Mayo star Aidan O’Shea admits that he found recent criticism levelled at him from former Meath player Bernard Flynn “disappointing” — but managed to “completely zone out” as the storm blew up.
In May, Flynn launched an extraordinary attack on O’Shea, having watched him oblige autograph hunters following a challenge match between Meath and Mayo, while also posing for selfies.
Flynn was critical of O’Shea for being outside the team huddle, and said: “I found it extraordinary what took place that night, the way he singled himself out to be different.” The general consensus at the time was that Flynn’s comments were over-the-top and O’Shea, speaking on Newstalk’s Off the Ball last night, revealed how his team-mates “pulled the piss” out of him in training.
The Breaffy powerhouse said: “To be honest with you, a lot of the boys pulled the piss out of me, making a joke out of it or whatever.
“It is what it is, I did my best to switch off from it and I would have stayed off social media for a long period of time.
“I got to a stage where I didn’t even know what games are on TV from a sports point of view, I completely zoned out.
“You can’t control things like that — there’s no point in losing too much sleep over it.” O’Shea added: “I could have a view on it but it’s totally outside my control.
“The press is the press and the media have a job to do. I can’t control a headline or anything like that.” And O’Shea insisted that leading inter-county stars have an obligation to be respectful when dealing with fans.
He said: “When I became an inter-county footballer, I made a conscious decision to make sure I was obedient, especially to kids.
“It’s an important part of what the GAA is about, what we’re all about as a community. Sometimes that gets lost in the overall thing.
“For me, I’m a Breaffy footballer first of all, and a Mayo footballer second of all.
“Whether it’s a club game in the top end of Mayo, or an inter-county football game, if some kid or somebody wants a picture, I’ll do what I asked when I was ten or 11 years of age.
“And I’ll definitely be obliging where I can. From that point of view, it’s disappointing (Flynn’s comments).” O’Shea was also asked about his form in big games, with criticism levelled at him in the past that he hasn’t shown up in All-Ireland finals.
He conceded: “The question has been thrown at me a few times. I find, look, there’s other things going on in the background from my point of view.
“We lost the All-Ireland by a point last year. If we won that game by a point, that question isn’t being asked.
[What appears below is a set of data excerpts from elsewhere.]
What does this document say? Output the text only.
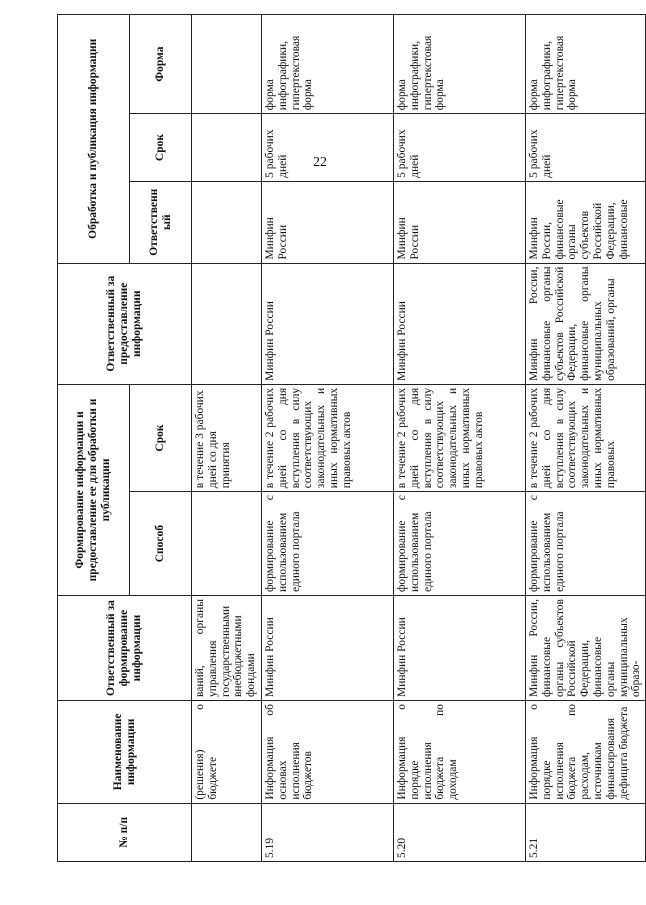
22
№ п/п	Наименование информации	Ответственный за формирование информации	Формирование информации и предоставление ее для обработки и публикации		Ответственный за предоставление информации	Обработка и публикация информации		
			Способ	Срок		Ответственный	Срок	Форма
	(решения) о бюджете	ваний, органы управления государственными внебюджетными фондами		в течение 3 рабочих дней со дня принятия				
5.19	Информация об основах исполнения бюджетов	Минфин России	формирование с использованием единого портала	в течение 2 рабочих дней со дня вступления в силу соответствующих законодательных и иных нормативных правовых актов	Минфин России	Минфин России	5 рабочих дней	форма инфографики, гипертекстовая форма
5.20	Информация о порядке исполнения бюджета по доходам	Минфин России	формирование с использованием единого портала	в течение 2 рабочих дней со дня вступления в силу соответствующих законодательных и иных нормативных правовых актов	Минфин России	Минфин России	5 рабочих дней	форма инфографики, гипертекстовая форма
5.21	Информация о порядке исполнения бюджета по расходам, источникам финансирования дефицита бюджета	Минфин России, финансовые органы субъектов Российской Федерации, финансовые органы муниципальных образо-	формирование с использованием единого портала	в течение 2 рабочих дней со дня вступления в силу соответствующих законодательных и иных нормативных правовых	Минфин России, финансовые органы субъектов Российской Федерации, финансовые органы муниципальных образований, органы	Минфин России, финансовые органы субъектов Российской Федерации, финансовые	5 рабочих дней	форма инфографики, гипертекстовая форма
That’s part of it again, it’s part of us as a group in Mayo, and it’s something that’s going to be with us until we win an All-Ireland.
“I’ve no problem with the claim or question. I’m just turned 27 and for the guts of my career, we’ve been knocking around the far end of the championship.
“I think my performance levels have helped to contribute to that.
“It will never satisfy everybody — I’d love to have my best game ever in an All-Ireland final, that’s the dream, that’s what everybody’s striving to do.
“If it’s possible, it’s possible and it’ll happen but I have to make sure I do the steps in the lead up to that, and try to be the best I can on those big days.” O’Shea also spoke about the ongoing search for Breaffy club-mate Davin Gavin, who’s missing, presumed drowned, in Canada.
The search continues for Gavin and O’Shea’s been involved in recent fund-raising efforts.
He said: “David would have been a massive mate of mine. It’s been a very tough couple of days in the community.”